Facing doubts

Photo:  Mike Babiarz, Creative COmmons

Photo: Mike Babiarz, Creative Commons

One of the mistakes people make about faith is what to do about doubt. They just aren’t sure about God, so they’re waiting to be convinced. They imagine themselves in the role of a juror, expecting the prosecutor to come forward with evidence that convinces them beyond a reasonable doubt. Since the imaginary prosecutor never does, they are never convinced. In this state of perpetually suspended judgment, it’s not too hard to convince yourself that it’s “more reasonable” to doubt than to believe. Watch out for this: It’s tempting to feel a kind of loyalty to your doubts. The modern world urges and applauds this kind of thinking. By not making up your mind, you can imagine yourself as somehow fairer and more sensible than people who pick a side.

But life presents us with questions. We yearn for answers. It’s one of the things that makes us human. So how do you get past these doubts?

Imagine yourself not as the juror but as one of the attorneys. The other side has some strong evidence that goes against your case, and you don’t really have any evidence to counter it. What should you do? One good strategy is to try to exclude the other side’s evidence, to keep the jury from seeing it. You use the rules of evidence to exclude all those inconvenient facts. And this is what we tend to do when looking for evidence of the existence of God. We look for evidence that’s immediately perceivable to our senses. What about the testimony of witnesses who’ve seen miracles? “Objection, Hearsay!”

If this is you, you’re like a juror who will never convict unless you witness the crime yourself. That’s not a reasonable position. We don’t operate our civil and criminal justice system along those lines. In fact, we hardly make any important decisions under such a strict regime. Consider applying these strict criteria to the decision to marry someone.

Let me preface this: Marriage works for me as a metaphor for faith, because I am blessed with a good marriage. I say in all humility that I know not everyone is as blessed as me, so if this metaphor does not work for you, please don’t take that as evidence that the faith is likewise objectionable. Consider some other person or cause or commitment to which you are deeply drawn and consider yourself bound, for life, come what may. If you have no such relationships, you should.

So marriage starts as an emotional attraction without much information – “hey, who is THAT?” Then I go through the process of getting to know her. This involves emotional and intuitive compatibilities. I find that I feel happy when I’m with her. And there are rational factors as well. I don’t just find her find her company delightful, I find her character admirable and her goals compatible with mine.

But before I ever ask her The Question, there’s the question I ask myself: is she the right one?

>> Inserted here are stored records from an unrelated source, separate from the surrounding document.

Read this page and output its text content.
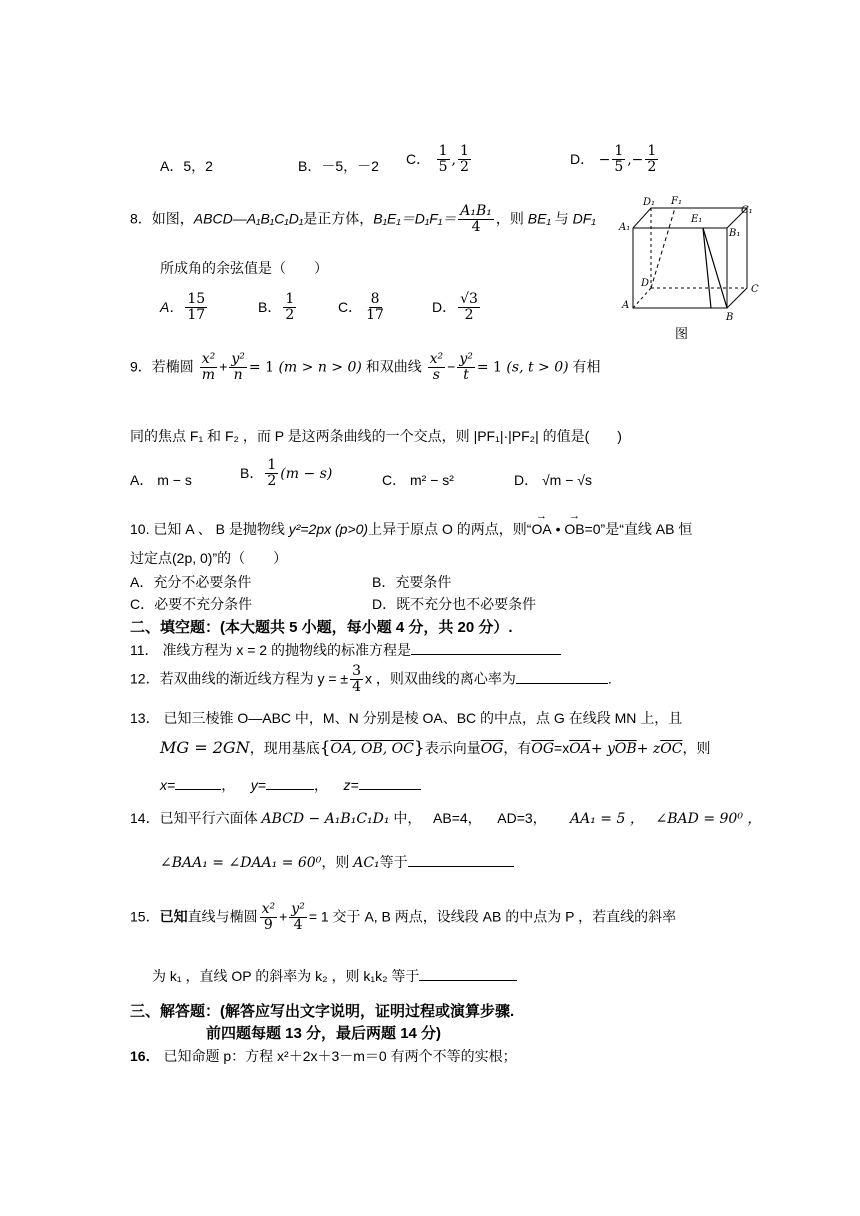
A．5，2	B．－5，－2 C． $\frac{1}{5}$ , $\frac{1}{2}$	D． − $\frac{1}{5}$ ,− $\frac{1}{2}$
8．如图，ABCD—A₁B₁C₁D₁是正方体，$B_1E_1=D_1F_1= \frac{\text{A₁B₁}}{4}$ ，则 BE₁ 与 DF₁
所成角的余弦值是（　　）
A． $\frac{15}{17}$	B． $\frac{1}{2}$	C． $\frac{8}{17}$	D． $\frac{√3}{2}$
D₁ F₁
C₁
A₁
E₁
B₁
D
C
A
B
图
9．若椭圆 $\frac{\text{x²}}{m} + \frac{\text{y²}}{n} = 1$ (m > n > 0) 和双曲线 $\frac{\text{x²}}{s} - \frac{\text{y²}}{t} = 1$ (s, t > 0) 有相
同的焦点 F₁ 和 F₂ ，而 P 是这两条曲线的一个交点，则 |PF₁|·|PF₂| 的值是(　　)
A． m − s	B． $\frac{1}{2} (m - s)$	C． m² − s²	D． √m − √s
10. 已知 A 、 B 是抛物线 y²=2px (p>0)上异于原点 O 的两点，则“→ OA • → OB=0”是“直线 AB 恒
过定点(2p, 0)”的（　　）
A．充分不必要条件	B．充要条件
C．必要不充分条件	D．既不充分也不必要条件
二、填空题：(本大题共 5 小题，每小题 4 分，共 20 分）.
11． 准线方程为 x = 2 的抛物线的标准方程是
12．若双曲线的渐近线方程为 y = ± $\frac{3}{4}$ x ，则双曲线的离心率为	.
13． 已知三棱锥 O—ABC 中，M、N 分别是棱 OA、BC 的中点，点 G 在线段 MN 上，且
MG = 2GN，现用基底{OA, OB, OC}表示向量$\overline{OG}$，有$\overline{OG}=x\overline{OA}+ y\overline{OB}+ z\overline{OC}$，则
x=	，    y=	，    z=
14．已知平行六面体 ABCD − A₁B₁C₁D₁ 中， AB=4， AD=3， AA₁ = 5 ， ∠BAD = 90⁰ ，
∠BAA₁ = ∠DAA₁ = 60⁰，则 AC₁等于
15．已知直线与椭圆 $\frac{\text{x²}}{9} + \frac{\text{y²}}{4} = 1$ 交于 A, B 两点，设线段 AB 的中点为 P ，若直线的斜率
为 k₁ ，直线 OP 的斜率为 k₂ ，则 k₁k₂ 等于
三、解答题：(解答应写出文字说明，证明过程或演算步骤.
前四题每题 13 分，最后两题 14 分)
16． 已知命题 p：方程 x²＋2x＋3－m＝0 有两个不等的实根；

In deciding whether to marry someone, you do weigh things in a rational manner. But the decisive moment involves more than a tipping of the scales slightly in favor of marriage, more than the elimination of a reasonable doubt. Maybe there wasn’t that one piercing moment when she changed completely, when you stopped thinking of her as a girlfriend and started thinking of her as the woman you wanted to marry. But even if it happened in steps, it still happened. At some point you know: She’s the one. Is it something you realize, or something you decide? Is it something you do, or something that happens to you?

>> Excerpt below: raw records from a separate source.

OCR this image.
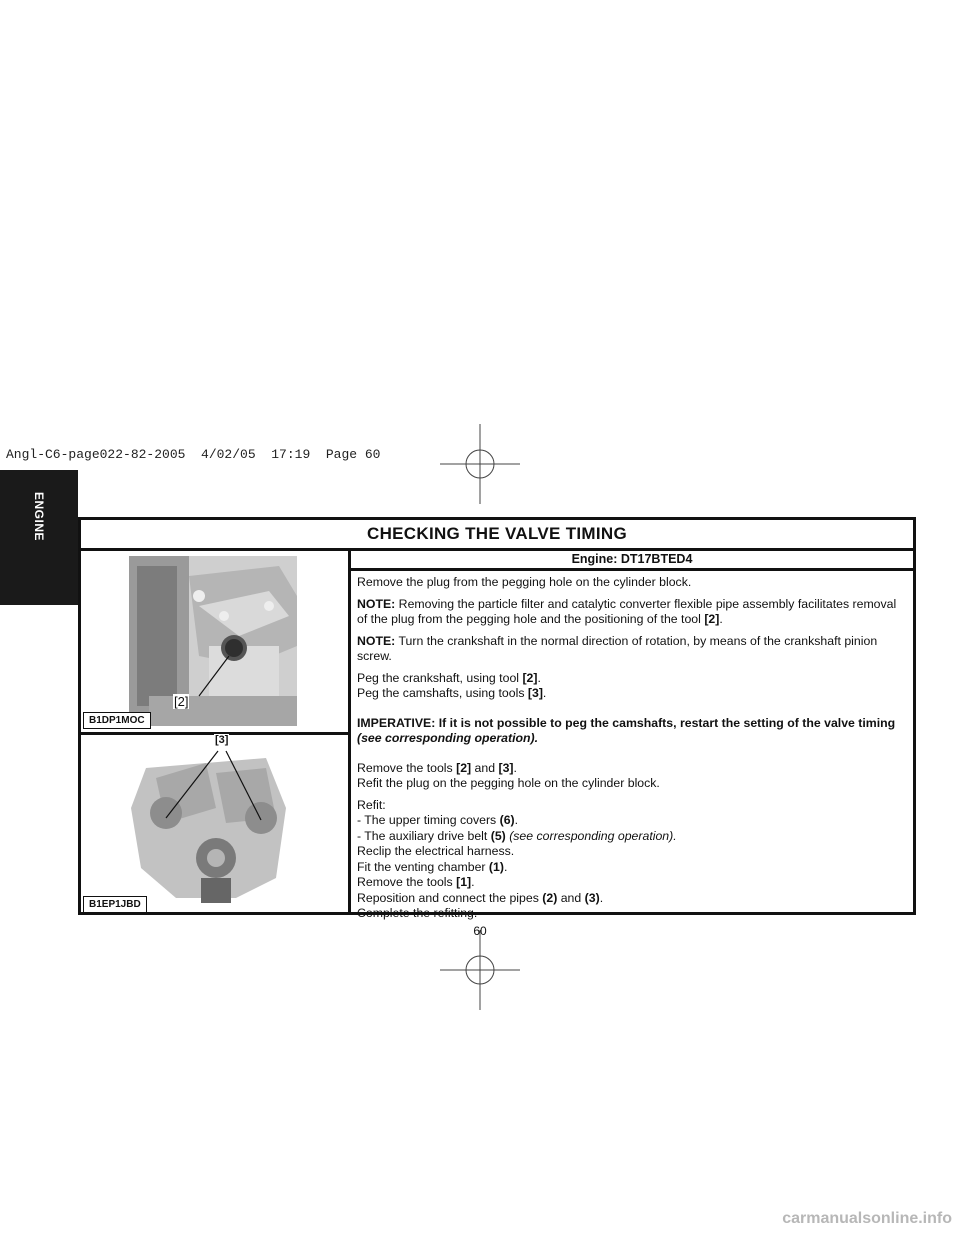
Angl-C6-page022-82-2005  4/02/05  17:19  Page 60
ENGINE	CHECKING THE VALVE TIMING
[2]
B1DP1MOC
[3]
B1EP1JBD
Engine: DT17BTED4

Remove the plug from the pegging hole on the cylinder block.

NOTE: Removing the particle filter and catalytic converter flexible pipe assembly facilitates removal of the plug from the pegging hole and the positioning of the tool [2].

NOTE: Turn the crankshaft in the normal direction of rotation, by means of the crankshaft pinion screw.

Peg the crankshaft, using tool [2].
Peg the camshafts, using tools [3].

IMPERATIVE: If it is not possible to peg the camshafts, restart the setting of the valve timing
(see corresponding operation).

Remove the tools [2] and [3].
Refit the plug on the pegging hole on the cylinder block.

Refit:
- The upper timing covers (6).
- The auxiliary drive belt (5) (see corresponding operation).
Reclip the electrical harness.
Fit the venting chamber (1).
Remove the tools [1].
Reposition and connect the pipes (2) and (3).
Complete the refitting.

60
carmanualsonline.info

Finding God works like that, at least it worked like that for me. I wasn’t sifting through evidence, trying to come to a conclusion about the matter. I was glancing aimlessly through the Bible – strictly as a literary work, you understand – one lonely and desolate evening, and I came to the part where Jesus goes to the garden of Gethsemane, after the Last Supper. “My soul is sorrowful,” he said, “even to death; remain here and stay awake with me.” Mt 26:1. At that moment, I knew Jesus was real, that he actually did these things, and that this somehow mattered even now. Did I realize or did I decide? I don’t know. But it wasn’t analytical, not at that moment.

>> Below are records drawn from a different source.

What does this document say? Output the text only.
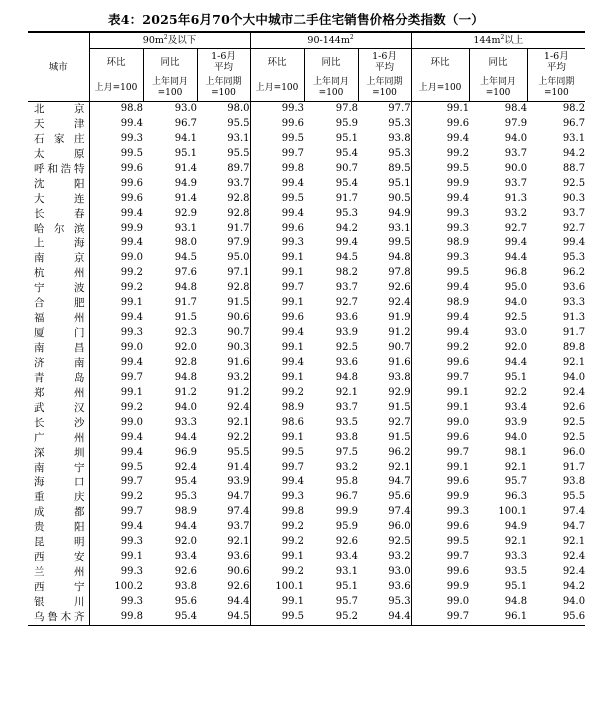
表4：2025年6月70个大中城市二手住宅销售价格分类指数（一）
城市	$90m^2$及以下			$90-144m^2$			$144m^2$以上		
	环比	同比	1-6月平均	环比	同比	1-6月平均	环比	同比	1-6月平均
	上月=100	上年同月=100	上年同期=100	上月=100	上年同月=100	上年同期=100	上月=100	上年同月=100	上年同期=100
北京	98.8	93.0	98.0	99.3	97.8	97.7	99.1	98.4	98.2
天津	99.4	96.7	95.5	99.6	95.9	95.3	99.6	97.9	96.7
石家庄	99.3	94.1	93.1	99.5	95.1	93.8	99.4	94.0	93.1
太原	99.5	95.1	95.5	99.7	95.4	95.3	99.2	93.7	94.2
呼和浩特	99.6	91.4	89.7	99.8	90.7	89.5	99.5	90.0	88.7
沈阳	99.6	94.9	93.7	99.4	95.4	95.1	99.9	93.7	92.5
大连	99.6	91.4	92.8	99.5	91.7	90.5	99.4	91.3	90.3
长春	99.4	92.9	92.8	99.4	95.3	94.9	99.3	93.2	93.7
哈尔滨	99.9	93.1	91.7	99.6	94.2	93.1	99.3	92.7	92.7
上海	99.4	98.0	97.9	99.3	99.4	99.5	98.9	99.4	99.4
南京	99.0	94.5	95.0	99.1	94.5	94.8	99.3	94.4	95.3
杭州	99.2	97.6	97.1	99.1	98.2	97.8	99.5	96.8	96.2
宁波	99.2	94.8	92.8	99.7	93.7	92.6	99.4	95.0	93.6
合肥	99.1	91.7	91.5	99.1	92.7	92.4	98.9	94.0	93.3
福州	99.4	91.5	90.6	99.6	93.6	91.9	99.4	92.5	91.3
厦门	99.3	92.3	90.7	99.4	93.9	91.2	99.4	93.0	91.7
南昌	99.0	92.0	90.3	99.1	92.5	90.7	99.2	92.0	89.8
济南	99.4	92.8	91.6	99.4	93.6	91.6	99.6	94.4	92.1
青岛	99.7	94.8	93.2	99.1	94.8	93.8	99.7	95.1	94.0
郑州	99.1	91.2	91.2	99.2	92.1	92.9	99.1	92.2	92.4
武汉	99.2	94.0	92.4	98.9	93.7	91.5	99.1	93.4	92.6
长沙	99.0	93.3	92.1	98.6	93.5	92.7	99.0	93.9	92.5
广州	99.4	94.4	92.2	99.1	93.8	91.5	99.6	94.0	92.5
深圳	99.4	96.9	95.5	99.5	97.5	96.2	99.7	98.1	96.0
南宁	99.5	92.4	91.4	99.7	93.2	92.1	99.1	92.1	91.7
海口	99.7	95.4	93.9	99.4	95.8	94.7	99.6	95.7	93.8
重庆	99.2	95.3	94.7	99.3	96.7	95.6	99.9	96.3	95.5
成都	99.7	98.9	97.4	99.8	99.9	97.4	99.3	100.1	97.4
贵阳	99.4	94.4	93.7	99.2	95.9	96.0	99.6	94.9	94.7
昆明	99.3	92.0	92.1	99.2	92.6	92.5	99.5	92.1	92.1
西安	99.1	93.4	93.6	99.1	93.4	93.2	99.7	93.3	92.4
兰州	99.3	92.6	90.6	99.2	93.1	93.0	99.6	93.5	92.4
西宁	100.2	93.8	92.6	100.1	95.1	93.6	99.9	95.1	94.2
银川	99.3	95.6	94.4	99.1	95.7	95.3	99.0	94.8	94.0
乌鲁木齐	99.8	95.4	94.5	99.5	95.2	94.4	99.7	96.1	95.6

To be sure, I started analyzing again, and that is fine. And the more I thought about it, atheism made no sense. So the whole faith vs. reason dichotomy is a false. If you’re a logic-oriented person like me, you need Christianity to make sense. But my point is: if you think that stacking up evidence is all you have to do, then you are mistaken. You can stack up evidence forever and never find Jesus. If you think you need to wait till you’ve eliminated all the doubts, then you are mistaken. Doubts are as common as pebbles in a stream. You can always find reasons to doubt the existence of God, if you insist on looking for them. The possibility of doubt is not a new insight of enlightened modern people. The prophets of the Old Testament knew all about it. Isaiah gives us this answer from the God we are seeking: “For as the heavens are higher than the earth,
so are my ways higher than your ways, my thoughts higher than your thoughts.” Is 55:9.

Finding God is not like solving a math problem, where you have to keep working through the steps until you get the right answer. No matter who you are, or how earnestly you seek Him, every answer you find will be wrapped around a question. Seek Him anyway.